Histoires pastorales
Mes réflexions sur les origines de la laine et sa transformation sont indéniablement liées au respect du bien-être animal. Les races de brebis élevées dans les Hautes-Pyrénées vivent pendant plusieurs mois de l'année dans les pâturages en haute montagne. Enfant, j'accompagnais mon père faire la transhumance de son troupeau dans le parc national des Hautes-Pyrénées dans la vallée du Marcadau. Que de souvenirs inoubliables ! Ils resteront à jamais gravés dans mon cœur, tant ils font partie intégrante de mon histoire.
Mon père rendant visite à son troupeau en estive
La lourdaise est par ailleurs assez particulière car contrairement à d'autres races, elle se nourrit principalement de foin et de regain, récoltés par les agriculteurs directement dans la vallée, ce qui limite le recours aux céréales et aux problèmes environnementaux qui y sont malheureusement parfois associés.
Le reste de l'année, les moutons pâturent dans les prés en basse montagne et sont abrités dans la bergerie lorsque les conditions climatiques sont difficiles en hiver. Certains troupeaux vivent même toute l'année en extérieur. Les moutons locaux sont donc élevés en semi-liberté. Ils sont tondus une fois par an par des professionnels, dotés d'une grande technique et qui maitrisent l'art de la tonte, conditions nécessaires à la bonne santé de l'animal.
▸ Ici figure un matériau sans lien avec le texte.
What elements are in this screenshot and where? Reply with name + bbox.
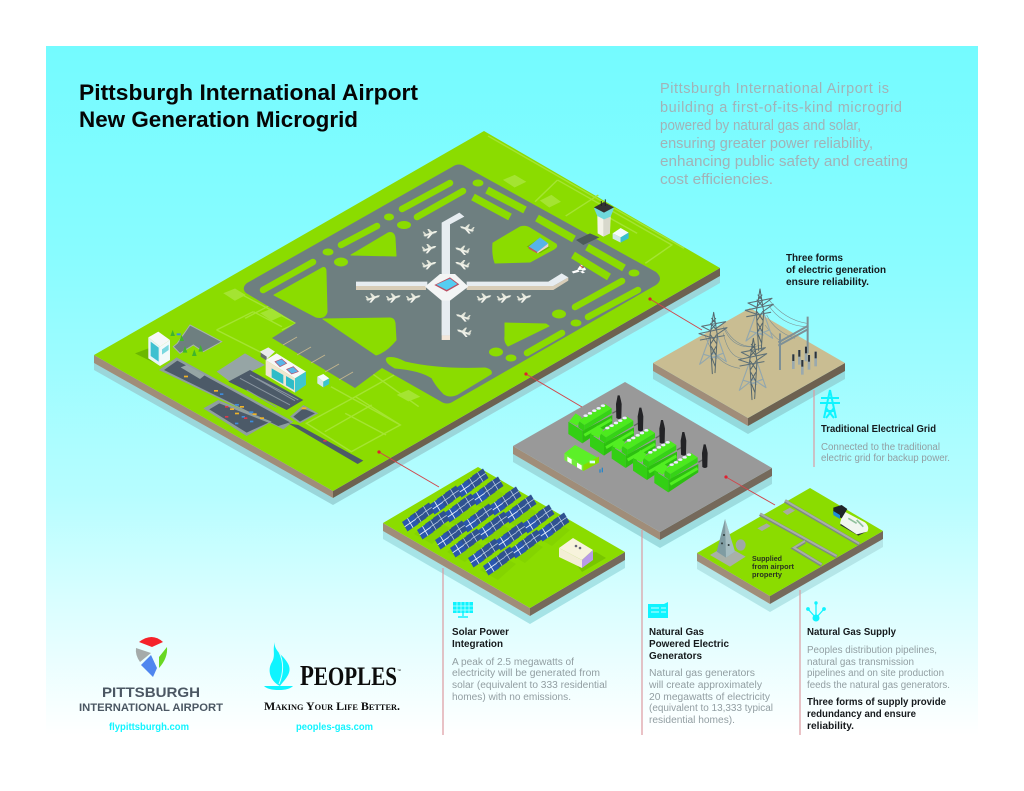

Les enjeux de la filière laine
La laine produite en France est très peu et mal valorisée. Avant la crise de la COVID en 2019, la majeure partie de la laine française était achetée aux éleveurs par des grossistes à un prix dérisoire, ne couvrant même pas le prix de la tonte, avant d'être exportée en Chine, pour y être traitée par des procédés industriels (avec les impacts écologiques et sociaux que l'on connait), puis renvoyée vers le marché européen sous forme de produits finis. En 2021, à peine 4 % de la laine française était valorisée sur le territoire selon le collectif Tricolor. Pire encore, cette laine, pourtant le fruit d'un travail considérable de la part des éleveurs tout au long de l'année, est de plus en plus considérée comme un déchet encombrant dont il est difficile de se débarrasser. Il n'est pas rare de voir les éleveurs se résoudre à la brûler, faute de solutions alternatives. De plus, la laine française et plus largement européenne, subit la concurrence de la laine de moutons mérinos récoltée en Océanie. La renaissance de la filière laine française représente donc une solution d'avenir pour relocaliser la production de laine et sa transformation, mettre en lumière les différentes laines de nos régions et faire revivre des savoir-faire ancestraux.